Construction de la carte de France

La France, depuis la paix de Versailles, a repris sa figure harmonieuse ; mais il est facile de la déformer si l’on n’y prend garde.

Nous en donnons ci-dessous une construction aussi simple qu'ingénieuse, qui provient vraisemblablement de l’ancienne école normale supérieure de Cluny.

L’unité est, pour le maître ou un élève au tableau, la main étendue, formant compas de l’extrémité du pouce à l’extrémité de l’index. Sur le cahier, ce sera une longueur prise sur une bande de papier.

Si l’on trace une ligne verticale, et une horizontale, leur point de contact sera à peu près Paris. Sur la ligne verticale, au-dessus de Paris,portons 2 divisions. La division 2 sera à peu près Dunkerque. Au-dessous de Paris, portons 5 divisions. La 5e sera à peu près la frontière espagnole, au sud de Perpignan.

À droite de Paris, portons 3 divisions. La 3e coupera le Rhin vers Strasbourg.
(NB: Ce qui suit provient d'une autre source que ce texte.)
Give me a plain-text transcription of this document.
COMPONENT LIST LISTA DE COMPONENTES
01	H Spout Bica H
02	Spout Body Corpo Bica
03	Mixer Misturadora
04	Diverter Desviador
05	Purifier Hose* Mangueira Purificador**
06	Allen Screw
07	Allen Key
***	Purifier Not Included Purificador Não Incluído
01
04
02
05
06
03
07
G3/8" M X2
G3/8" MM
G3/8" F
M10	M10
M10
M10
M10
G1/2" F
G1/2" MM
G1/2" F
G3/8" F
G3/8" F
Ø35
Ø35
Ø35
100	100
Portons-en 3 1/2 à gauche, l’extrémité détermine à peu près Brest.

Maintenant, remarquez :

La position du Havre déterminée facilement ;

La côte nord du Cotentin à peu près tangente à une ligne de construction commode ;

La baie du Mont-Saint-Michel, en 2, donnant le point d’arrivée de la côte du Cotentin, et le point de départ de la côte bretonne. Constatez comme la courbe de la côte ouest du Cotentin continue celle de la côte des Landes, combien gracieusement la côte sud de la Bretagne raccorde avec la précédente.

Ces observations faites, il est facile de tracer sans déformation trop grande la côte de Dunkerque à Bayonne.

Les Pyrénées se tracent d’elles-mêmes. Regardez l’emplacement delta du Rhône, et vous tracez sûrement en deux droites la côte du golfe du Lion, et en deux autres, disposées autrement, mais d’angle à peu près égal, la côte de Provence.

Habituez-vous à tracer le Rhin au-dessus et au-dessous de la première ligne horizontale. Vous aurez par la même la direction de la frontière ancienne du nord-est, où l’avancée de Givet en Belgique est la seule saillie importante et la place de Strasbourg.

Le Jura se trace plus obliquement que le Rhin. Le lac de Genêve lui est tangent. Il est un peu au-dessus d’une ligne horizontale de construction. Les Alpes se tracent facilement en dedans d’une ligne verticale de construction.

Veut-on tracer la ligne européenne de partage des eaux qui traverse la France, et par suite dessine le bassin du Rhône ? Il suffit de remarquer qu’une ligne verticale de construction donne à peu près la direction des Cévennes : une courbe élégante de raccordement avec les Vosges au nord, une autre vers le col de Naurouze au sud, et la chose est faite avec sûreté.

On remarquera dans cette construction l’abondance des à peu près. C’est ce qui en fait la valeur. Il est possible de trouver des systèmes qui donnent mathématiquement les points cherchés. Leur défaut est qu’ils se retiennent plus malaisément que la carte sans construction.

En somme, nous ne voulons pas faire des dessinateurs géographes : nous voulons guider l’œil et la main, afin d’éviter des déformations, qui rendent monstrueuse la figure de la France. C’est, en résumé, le procédé des grandes lignes, cher aux dessinateurs, qui est ici appliqué à la carte de France.